Get Out My Damned Plane
The grind has appeared to have started.
I’ve been cranking out a lot of copy and graphic material at a much faster speed than I’m used to, but not nearly as quickly as will be necessary. I’m not really sweating it.
Perhaps it should be a worry, but there are tunes and my nightly glass of whiskey, tonight a blend of Evan Williams Honey and Celtic Honey.
There are times in life where you realize that the only way through something is to honestly go right through it.
In 1990, I decided that joining the US Army on active duty would be a good idea. I’d initially enlisted in the Reserves because of a girl. I thought that if I went the military route, I would immediately have housing, pay, and we could get a head start on our life of love. It sounded good in my head.
My thrash metal garage band wasn’t going anywhere.

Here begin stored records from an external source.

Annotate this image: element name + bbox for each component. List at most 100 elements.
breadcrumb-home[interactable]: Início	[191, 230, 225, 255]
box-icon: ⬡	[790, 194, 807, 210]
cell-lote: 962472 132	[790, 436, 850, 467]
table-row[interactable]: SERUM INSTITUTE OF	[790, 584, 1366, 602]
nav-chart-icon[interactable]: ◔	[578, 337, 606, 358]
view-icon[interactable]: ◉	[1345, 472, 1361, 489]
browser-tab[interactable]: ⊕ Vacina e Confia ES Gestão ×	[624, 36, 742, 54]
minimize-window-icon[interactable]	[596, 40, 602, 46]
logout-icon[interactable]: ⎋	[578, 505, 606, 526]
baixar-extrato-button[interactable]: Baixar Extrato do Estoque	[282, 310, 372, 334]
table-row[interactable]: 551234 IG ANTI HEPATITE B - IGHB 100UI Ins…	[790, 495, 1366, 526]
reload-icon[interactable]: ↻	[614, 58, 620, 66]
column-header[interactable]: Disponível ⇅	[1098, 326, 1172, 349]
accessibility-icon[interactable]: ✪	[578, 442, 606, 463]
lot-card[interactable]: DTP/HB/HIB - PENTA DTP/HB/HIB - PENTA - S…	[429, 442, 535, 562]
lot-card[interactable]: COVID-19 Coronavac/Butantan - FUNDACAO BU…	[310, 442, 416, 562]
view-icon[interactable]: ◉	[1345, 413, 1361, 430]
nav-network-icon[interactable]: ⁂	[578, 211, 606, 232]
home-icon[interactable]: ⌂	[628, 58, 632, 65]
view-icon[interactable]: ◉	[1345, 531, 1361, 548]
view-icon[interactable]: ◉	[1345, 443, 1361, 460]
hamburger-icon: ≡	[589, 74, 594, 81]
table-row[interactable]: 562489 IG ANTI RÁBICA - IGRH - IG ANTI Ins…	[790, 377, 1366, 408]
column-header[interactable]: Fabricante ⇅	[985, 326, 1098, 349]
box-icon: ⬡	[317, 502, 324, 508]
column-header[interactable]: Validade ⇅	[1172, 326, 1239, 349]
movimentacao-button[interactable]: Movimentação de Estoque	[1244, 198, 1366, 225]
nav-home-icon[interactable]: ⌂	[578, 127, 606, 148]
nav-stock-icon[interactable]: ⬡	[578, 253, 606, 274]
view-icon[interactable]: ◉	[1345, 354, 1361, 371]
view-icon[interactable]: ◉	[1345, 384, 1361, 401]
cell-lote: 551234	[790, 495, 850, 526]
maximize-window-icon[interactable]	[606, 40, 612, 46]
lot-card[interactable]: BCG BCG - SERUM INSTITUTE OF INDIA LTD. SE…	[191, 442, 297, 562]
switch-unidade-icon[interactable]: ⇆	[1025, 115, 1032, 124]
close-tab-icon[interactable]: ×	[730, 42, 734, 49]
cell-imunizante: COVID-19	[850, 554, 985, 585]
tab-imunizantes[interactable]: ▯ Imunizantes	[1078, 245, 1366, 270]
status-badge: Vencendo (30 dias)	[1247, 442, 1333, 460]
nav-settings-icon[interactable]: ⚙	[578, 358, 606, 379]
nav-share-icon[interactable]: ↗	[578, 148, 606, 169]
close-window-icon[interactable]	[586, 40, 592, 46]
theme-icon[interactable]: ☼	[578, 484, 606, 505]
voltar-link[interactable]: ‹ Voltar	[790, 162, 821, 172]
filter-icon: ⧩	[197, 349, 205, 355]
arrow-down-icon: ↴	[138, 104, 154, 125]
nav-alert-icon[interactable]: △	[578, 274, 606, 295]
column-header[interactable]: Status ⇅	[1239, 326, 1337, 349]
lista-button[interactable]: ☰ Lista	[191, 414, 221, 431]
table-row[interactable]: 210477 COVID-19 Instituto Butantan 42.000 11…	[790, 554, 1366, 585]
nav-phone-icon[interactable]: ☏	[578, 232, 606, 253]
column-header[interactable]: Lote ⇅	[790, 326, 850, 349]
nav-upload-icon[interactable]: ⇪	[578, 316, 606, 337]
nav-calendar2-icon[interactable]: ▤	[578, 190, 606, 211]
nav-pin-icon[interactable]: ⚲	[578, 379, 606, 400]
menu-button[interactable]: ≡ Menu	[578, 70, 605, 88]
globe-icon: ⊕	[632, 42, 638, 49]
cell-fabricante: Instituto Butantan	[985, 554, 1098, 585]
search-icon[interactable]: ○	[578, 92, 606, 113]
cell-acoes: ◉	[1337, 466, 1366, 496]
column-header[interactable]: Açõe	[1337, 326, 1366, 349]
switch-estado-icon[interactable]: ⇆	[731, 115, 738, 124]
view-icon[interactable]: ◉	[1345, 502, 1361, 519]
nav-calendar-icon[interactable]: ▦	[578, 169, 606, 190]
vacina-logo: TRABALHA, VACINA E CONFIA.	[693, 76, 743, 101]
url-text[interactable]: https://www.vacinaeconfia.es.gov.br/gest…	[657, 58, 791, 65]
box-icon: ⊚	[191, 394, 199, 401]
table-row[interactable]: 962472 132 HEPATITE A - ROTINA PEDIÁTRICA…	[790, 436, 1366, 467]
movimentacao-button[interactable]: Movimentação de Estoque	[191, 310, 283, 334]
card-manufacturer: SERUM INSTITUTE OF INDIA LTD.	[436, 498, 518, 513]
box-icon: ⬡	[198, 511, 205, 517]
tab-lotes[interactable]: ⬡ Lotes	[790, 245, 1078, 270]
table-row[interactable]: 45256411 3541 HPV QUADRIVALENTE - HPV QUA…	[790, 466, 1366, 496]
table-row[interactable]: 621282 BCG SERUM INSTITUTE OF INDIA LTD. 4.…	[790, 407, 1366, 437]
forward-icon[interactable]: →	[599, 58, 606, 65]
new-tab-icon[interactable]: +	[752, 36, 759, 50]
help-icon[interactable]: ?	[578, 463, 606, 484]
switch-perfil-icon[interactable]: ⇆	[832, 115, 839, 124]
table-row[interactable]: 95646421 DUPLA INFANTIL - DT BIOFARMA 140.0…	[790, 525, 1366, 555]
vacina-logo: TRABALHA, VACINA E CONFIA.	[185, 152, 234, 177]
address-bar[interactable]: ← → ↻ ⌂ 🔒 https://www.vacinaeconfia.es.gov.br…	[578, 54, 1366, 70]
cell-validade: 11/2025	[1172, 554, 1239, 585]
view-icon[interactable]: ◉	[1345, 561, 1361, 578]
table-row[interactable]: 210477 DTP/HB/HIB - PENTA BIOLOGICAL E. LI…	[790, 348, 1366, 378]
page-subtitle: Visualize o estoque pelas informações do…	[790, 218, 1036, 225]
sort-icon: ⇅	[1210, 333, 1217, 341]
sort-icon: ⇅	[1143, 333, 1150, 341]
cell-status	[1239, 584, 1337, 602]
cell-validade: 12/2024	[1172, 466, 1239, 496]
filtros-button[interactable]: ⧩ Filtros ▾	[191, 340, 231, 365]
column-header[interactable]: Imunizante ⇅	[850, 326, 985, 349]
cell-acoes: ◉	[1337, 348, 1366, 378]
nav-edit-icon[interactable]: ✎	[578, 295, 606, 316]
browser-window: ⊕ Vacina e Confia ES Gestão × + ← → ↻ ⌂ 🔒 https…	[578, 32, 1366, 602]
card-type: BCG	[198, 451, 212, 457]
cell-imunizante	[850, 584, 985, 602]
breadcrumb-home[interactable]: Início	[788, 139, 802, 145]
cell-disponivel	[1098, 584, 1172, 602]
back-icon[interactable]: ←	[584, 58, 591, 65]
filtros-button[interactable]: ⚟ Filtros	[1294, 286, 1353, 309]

Fast forward a few years, and after too many nights cleaning a chicken fryer, I realized I needed to try something new. I talked to the professional bullshitter at the recruitment office.
“What do you want to do?” he asked.
“I want to travel, drink, get laid repeatedly, and walk out with a college degree.”
“You want Germany,” he answered. And so I did. I read all sorts of things about it. I got hyped.
I got a call.
“You need to come back down to MEPS (the processing station) for new orders. We’ve canceled your overseas station.”
I was assigned to the 82d Airborne Division in Fort Bragg, North Carolina, not to spoil at least four other good stories. I knew about them because I was obsessed at the time with Leonard B. Scott and the Charlie Mike novels. Sure, only one had the title, but I was reading them all.
“You’re not good enough to be in the 82d Airborne,” my father told me. And I had no desire to jump from a perfectly good airplane.
Guess precisely how many fucks the Army gave?
Hint: Less than one.
That was how I ended up at US Army Parachute Training School. I was assigned to Delta Rock (D Company) unit, and they leaned in hard on you. This is where we get to the pertinent part of the story.
In Airborne School, you are not allowed to fall out of the formation. Three times and you’re expelled from the course. I only run if I’m chased. You can guess how this was going for me. I slipped back once, and the Black Hat leaned, got close, and said, “If you fall out of position again, I have to pull you out. Keep up, dammit. We need you! Blank your mind, and don’t let your body tell you what to do. You tell it what to do!”
I didn’t fall out again. I learned autopilot that day. Of course, they didn’t need me; two-thirds of our group either quit or got put out by the time I graduated.
I was deployed. Got a neat little combat patch and everything. Awesome maroon beret and the lifelong gift to despise legs. If you know, you know. More stories after 9/11. Fun to be had by everyone.
I learned to push through things that sometimes I shouldn’t. When I said I’d had five heart attacks and a stroke, I wasn’t joking or bullshitting. I had three cardiacs and then hiked the Appalachian Trail. Two more since. The stroke was the last thing, and I went in to work the next day. I am not saying that was a brilliant move on my part, just that it was what happened. Half of my face drooped, and I was drooling out of it. I had a hard time talking to anyone on the phone that day. No one caught on. I did get work done, but nothing on the level I was used to, which frustrated me.
It wasn’t until my boss got a call to make sure I’d gotten on the bus to come home that they noticed anything.
“Did he get on the bus okay? Is he alright?”
“Uh, yes. He’s fine.”
“Are you sure? He had a stroke last night. I tried to make him stay home, but he insisted on coming to work.”
That did not go over well. I got a rightfully deserved chewing and three days off.
My point in this being that sometimes you don’t know when it’s okay to stop. Other times, you stop when you need to be grinding with the best of them instead of playing the wuss card. Are you dead yet? But did it kill you?
Embrace the suck.
With the writing, I have so much to get done. So many novels, stories, all the stuff that I should have been working on many moons ago. I write nothing that lacks a piece of history I have lived or witnessed firsthand. The stack of things yet to write is so damned high.
Right now, I have switched to a glass of Mountain Dew Melon with Ocean Vodka.
Time to write on the novel before I sleep.